# Cabinet Lighting Solutions?



## 4pokguy (Apr 27, 2011)

What are you guys using to light your cabinets?
I'm working on a new build and would like to know what you guys would suggest.


----------



## QWC (Mar 27, 2017)

4pokguy said:


> What are you guys using to light your cabinets?
> I'm working on a new build and would like to know what you guys would suggest.


I've used the cheaper LED strips from Amazon. I think they were 5050 LEDs and weren't too bright, but were easy to use and came with a remote control with multicolour options. You may be able to find brighter strips, not sure which ones those are myself.

If you'd like something even brighter, perhaps hang an LED flood light or similar with a switch.


----------



## martelvis (Oct 31, 2015)

QWC said:


> I've used the cheaper LED strips from Amazon. I think they were 5050 LEDs and weren't too bright, but were easy to use and came with a remote control with multicolour options. You may be able to find brighter strips, not sure which ones those are myself.
> 
> If you'd like something even brighter, perhaps hang an LED flood light or similar with a switch.


 The big box stores now sell 4 foot shop lights that are LED for a reasonable price and because you are putting them in a cabinet, they do not have to look fancy.


----------



## slipfinger (May 11, 2016)

I also went with the LED strips from Costco. The strips have tape backing, which seems to hold pretty good. It also comes with 'hold downs' that I used to keep the strip secured in the corners.

Colour Changing LED Tape Light Kit


----------



## 4pokguy (Apr 27, 2011)

Thanks for the suggestions. I think I'm gonna keep it simple and get Ikea Ledberg lights.
I would like something that automatically turns on when I open either one of the three cabinet doors, but I think that would complicate things.


----------



## [KRAFTIG] (Apr 19, 2017)

I've been using this one for about a year.
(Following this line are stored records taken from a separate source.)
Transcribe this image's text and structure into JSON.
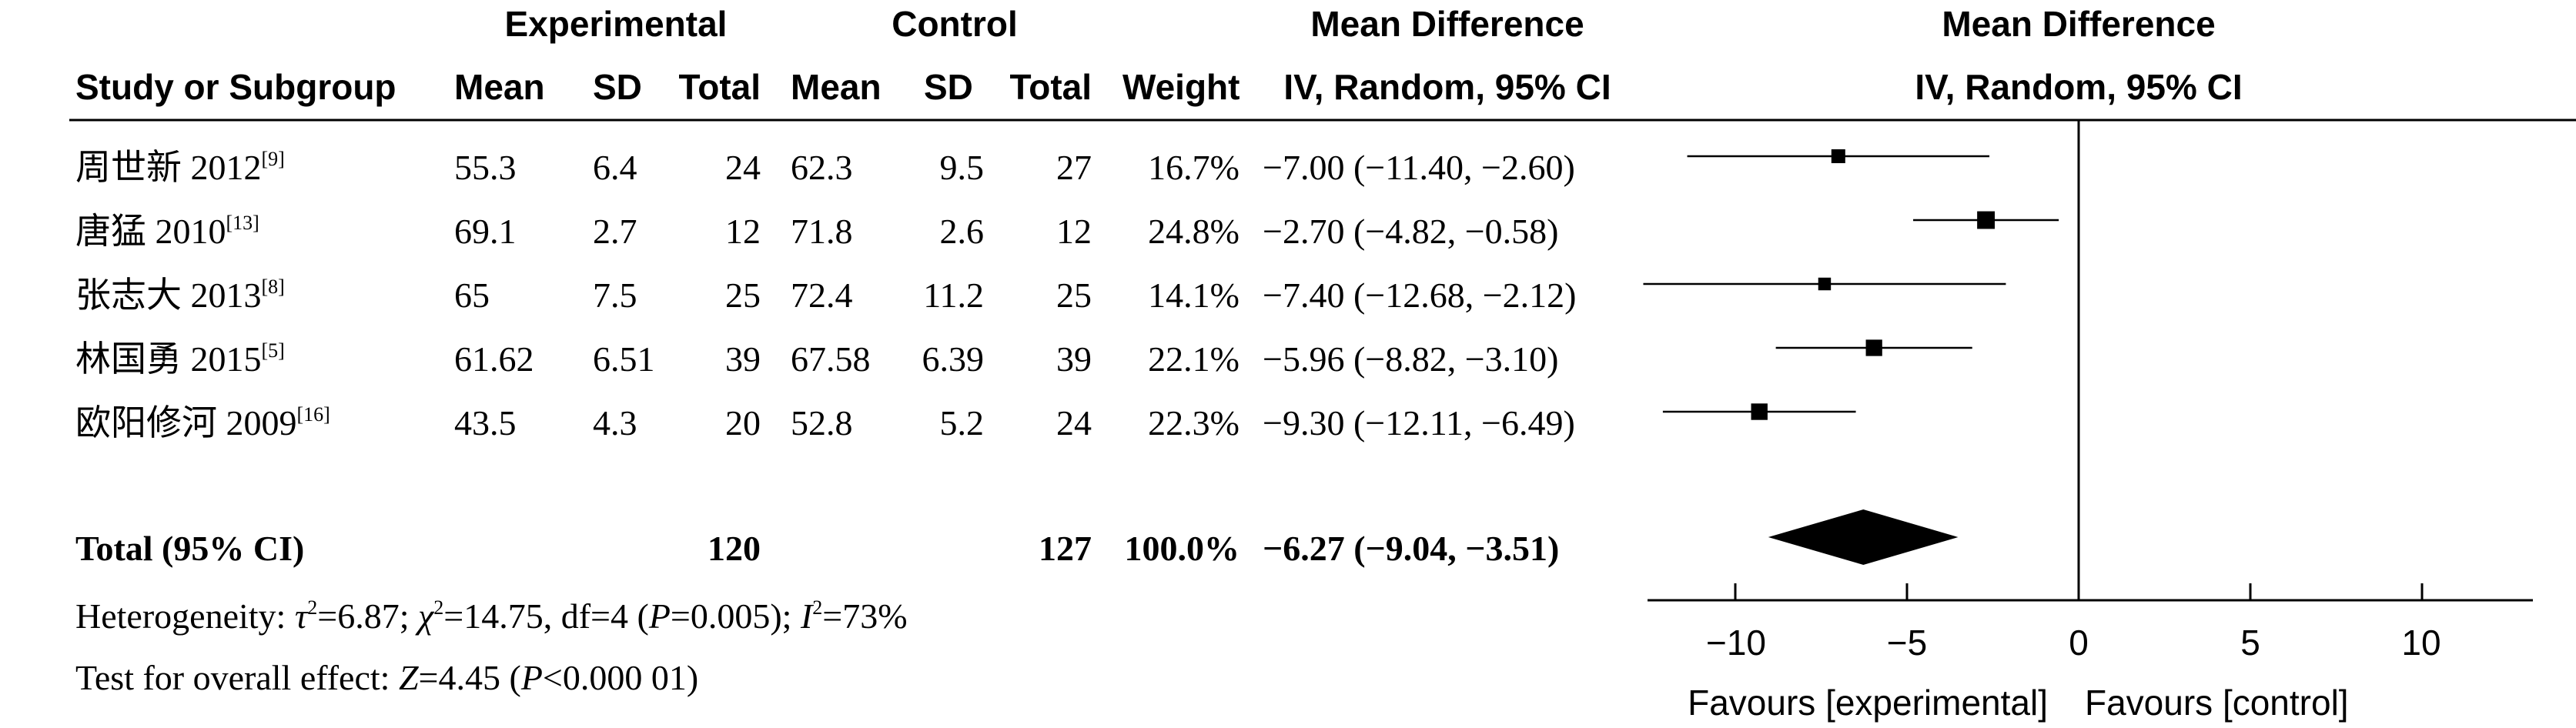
{
  "header": {
    "group_experimental": "Experimental",
    "group_control": "Control",
    "mean_difference_left": "Mean Difference",
    "mean_difference_right": "Mean Difference",
    "study": "Study or Subgroup",
    "mean_e": "Mean",
    "sd_e": "SD",
    "total_e": "Total",
    "mean_c": "Mean",
    "sd_c": "SD",
    "total_c": "Total",
    "weight": "Weight",
    "ci_left": "IV, Random, 95% CI",
    "ci_right": "IV, Random, 95% CI"
  },
  "studies": [
    {
      "name": "周世新 2012",
      "ref": "[9]",
      "mean_e": "55.3",
      "sd_e": "6.4",
      "total_e": "24",
      "mean_c": "62.3",
      "sd_c": "9.5",
      "total_c": "27",
      "weight": "16.7%",
      "ci": "−7.00 (−11.40, −2.60)"
    },
    {
      "name": "唐猛 2010",
      "ref": "[13]",
      "mean_e": "69.1",
      "sd_e": "2.7",
      "total_e": "12",
      "mean_c": "71.8",
      "sd_c": "2.6",
      "total_c": "12",
      "weight": "24.8%",
      "ci": "−2.70 (−4.82, −0.58)"
    },
    {
      "name": "张志大 2013",
      "ref": "[8]",
      "mean_e": "65",
      "sd_e": "7.5",
      "total_e": "25",
      "mean_c": "72.4",
      "sd_c": "11.2",
      "total_c": "25",
      "weight": "14.1%",
      "ci": "−7.40 (−12.68, −2.12)"
    },
    {
      "name": "林国勇 2015",
      "ref": "[5]",
      "mean_e": "61.62",
      "sd_e": "6.51",
      "total_e": "39",
      "mean_c": "67.58",
      "sd_c": "6.39",
      "total_c": "39",
      "weight": "22.1%",
      "ci": "−5.96 (−8.82, −3.10)"
    },
    {
      "name": "欧阳修河 2009",
      "ref": "[16]",
      "mean_e": "43.5",
      "sd_e": "4.3",
      "total_e": "20",
      "mean_c": "52.8",
      "sd_c": "5.2",
      "total_c": "24",
      "weight": "22.3%",
      "ci": "−9.30 (−12.11, −6.49)"
    }
  ],
  "total": {
    "label": "Total (95% CI)",
    "total_e": "120",
    "total_c": "127",
    "weight": "100.0%",
    "ci": "−6.27 (−9.04, −3.51)"
  },
  "heterogeneity": {
    "prefix": "Heterogeneity: ",
    "tau_sym": "τ",
    "tau_val": "=6.87; ",
    "chi_sym": "χ",
    "chi_val": "=14.75, df=4 (",
    "p_sym": "P",
    "p_val": "=0.005); ",
    "i_sym": "I",
    "i_val": "=73%",
    "sq": "2"
  },
  "overall": {
    "prefix": "Test for overall effect: ",
    "z_sym": "Z",
    "z_val": "=4.45 (",
    "p_sym": "P",
    "p_val": "<0.000 01)"
  },
  "axis": {
    "ticks": [
      "−10",
      "−5",
      "0",
      "5",
      "10"
    ],
    "favours_left": "Favours [experimental]",
    "favours_right": "Favours [control]"
  },
  "chart_data": {
    "type": "forest",
    "xlim": [
      -13,
      13
    ],
    "ticks": [
      -10,
      -5,
      0,
      5,
      10
    ],
    "studies": [
      {
        "name": "周世新 2012",
        "md": -7.0,
        "lo": -11.4,
        "hi": -2.6,
        "weight": 16.7
      },
      {
        "name": "唐猛 2010",
        "md": -2.7,
        "lo": -4.82,
        "hi": -0.58,
        "weight": 24.8
      },
      {
        "name": "张志大 2013",
        "md": -7.4,
        "lo": -12.68,
        "hi": -2.12,
        "weight": 14.1
      },
      {
        "name": "林国勇 2015",
        "md": -5.96,
        "lo": -8.82,
        "hi": -3.1,
        "weight": 22.1
      },
      {
        "name": "欧阳修河 2009",
        "md": -9.3,
        "lo": -12.11,
        "hi": -6.49,
        "weight": 22.3
      }
    ],
    "pooled": {
      "md": -6.27,
      "lo": -9.04,
      "hi": -3.51
    }
  }
}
Has sensor, so it detects movement... Various sizes USB direct or rechargeable.

https://www.amazon.ca/Lighting-OxyL...0373&sr=8-1&keywords=OxyLED+T-02+Plus+36+LEDs


----------



## youngt3 (Oct 17, 2017)

*LED Utility Lights*

https://www.amazon.ca/gp/product/B07C772B48/ref=ox_sc_act_title_1?smid=APMTT340OMZX8&psc=1

This is what I use under my racks.
Used 3 each tiers and under my fish cabinets as well. 
They can be chain together.

pack of 6 / 5000k or 3000k both same price on Amazon.


----------



## wtac (Mar 17, 2006)

The 5050 LEDs are fine for ambient/accent light but if you really need the brightness, you have to use architectual LEDs as there are more diodes per unit length or double up with the 5050's


----------



## AustinLear (Apr 17, 2013)

If you don't mind the LED lights being blue I have seen these LED light strip kits meant for TV's at Dollorama. Could be a good cheap solution.

http://forums.redflagdeals.com/doll...v-pc-furniture-accent-4-2243589/#&gid=1&pid=1


----------



## Hamish (Apr 18, 2014)

Leave your Fuge light on 24/7, works for me


----------